ISO 22301 is an international standard that specifies the requirements to establish, implement, maintain and continually improve a Business Continuity Management System (BCMS) to protect against, reduce the likelihood of the occurrence of, prepare for, respond to and recover from disruptions when they arise. The purpose of a BCMS is to prepare for, provide and maintain controls and capabilities for managing an organization’s overall ability to continue to operate during disruptions.
Who should implement ISO 22301?

Any organization, regardless of its type, size, products, and services can implement this standard. The extent of application of these requirements depends on the organization’s operating environment and complexity.

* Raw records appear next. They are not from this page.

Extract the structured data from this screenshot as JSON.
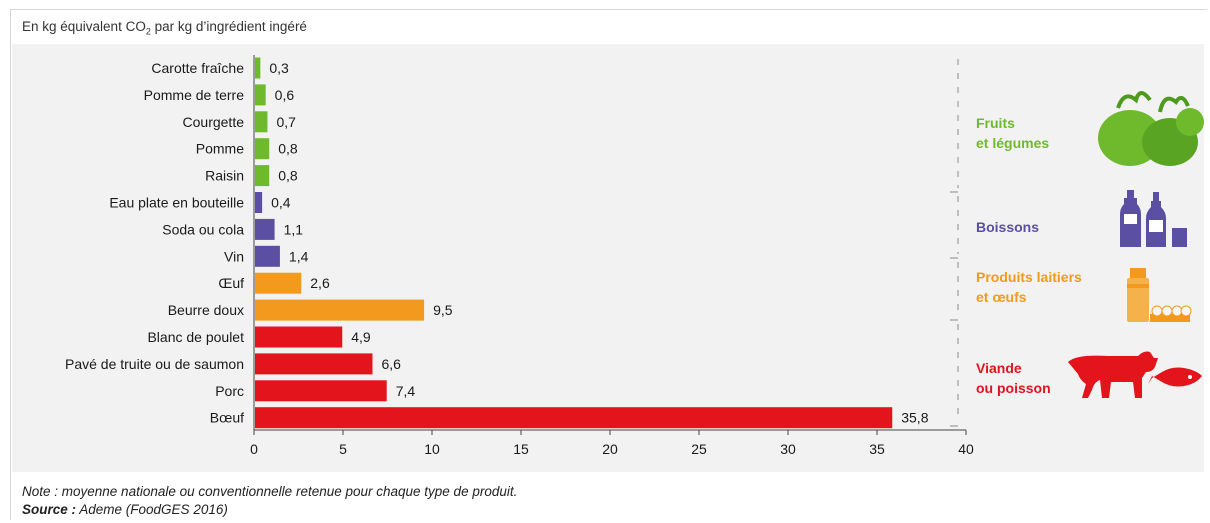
{
  "chart_data": {
    "type": "bar",
    "orientation": "horizontal",
    "subtitle_prefix": "En kg équivalent CO",
    "subtitle_sub": "2",
    "subtitle_suffix": " par kg d’ingrédient ingéré",
    "categories": [
      "Carotte fraîche",
      "Pomme de terre",
      "Courgette",
      "Pomme",
      "Raisin",
      "Eau plate en bouteille",
      "Soda ou cola",
      "Vin",
      "Œuf",
      "Beurre doux",
      "Blanc de poulet",
      "Pavé de truite ou de saumon",
      "Porc",
      "Bœuf"
    ],
    "values": [
      0.3,
      0.6,
      0.7,
      0.8,
      0.8,
      0.4,
      1.1,
      1.4,
      2.6,
      9.5,
      4.9,
      6.6,
      7.4,
      35.8
    ],
    "value_labels": [
      "0,3",
      "0,6",
      "0,7",
      "0,8",
      "0,8",
      "0,4",
      "1,1",
      "1,4",
      "2,6",
      "9,5",
      "4,9",
      "6,6",
      "7,4",
      "35,8"
    ],
    "groups_index": [
      0,
      0,
      0,
      0,
      0,
      1,
      1,
      1,
      2,
      2,
      3,
      3,
      3,
      3
    ],
    "groups": [
      {
        "label_lines": [
          "Fruits",
          "et légumes"
        ],
        "color": "#6fba2c",
        "icon": "vegetables-icon"
      },
      {
        "label_lines": [
          "Boissons"
        ],
        "color": "#5b4fa3",
        "icon": "bottles-icon"
      },
      {
        "label_lines": [
          "Produits laitiers",
          "et œufs"
        ],
        "color": "#f39a1e",
        "icon": "dairy-eggs-icon"
      },
      {
        "label_lines": [
          "Viande",
          "ou poisson"
        ],
        "color": "#e3141b",
        "icon": "cow-fish-icon"
      }
    ],
    "xlim": [
      0,
      40
    ],
    "x_ticks": [
      0,
      5,
      10,
      15,
      20,
      25,
      30,
      35,
      40
    ],
    "grid": false
  },
  "note": "Note : moyenne nationale ou conventionnelle retenue pour chaque type de produit.",
  "source_label": "Source :",
  "source_text": " Ademe (FoodGES 2016)"
}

This document is applicable to all types and sizes of organizations that:

  • Implement, maintain and improve a BCMS.
  • Seek to ensure conformity with stated business continuity policy.
  • Need to be able to continue to deliver products and services at an acceptable predefined capacity during a disruption.
  • Seek to enhance their resilience through the effective application of the BCMS.

This standard can be used to assess an organization’s ability to meet its own business continuity needs and obligations.

What are the potential risks where ISO 22301 can help?

  • Natural disaster
  • Technology failure
  • Utility disruption
  • Intentional sabotage
  • Cyber security attacks

What does ISO 22301 help with?

  • Conducting business impact analysis
  • Preparing for potential emergencies
  • Establishing business continuity and recovery plan
  • Establishing security and protocols
  • Managing risk and crisis
  • Developing operational resilience

What are the Benefits of ISO 22301?

  • Enhances corporate image, credibility and competitiveness to get more business.
  • Supports organizational objectives and improves its performance.
  • Improves operations, supply chain and information resilience.
  • Improves organizational capability to remain effective during disruptions.
  • Helps to establish robust response and recovery process.
  • Protects life, property and the environment.
  • Helps to meet the expectations of customers and other interested parties.
  • Addresses operational vulnerabilities and demonstrates effective control of risks.
  • Reduces direct and indirect costs of disruptions.
  • Protects assets, turnover and profits.
  • Potentially reduces insurance premium due to effective management of risk.
  • Reduces legal and financial risk if implemented effectively.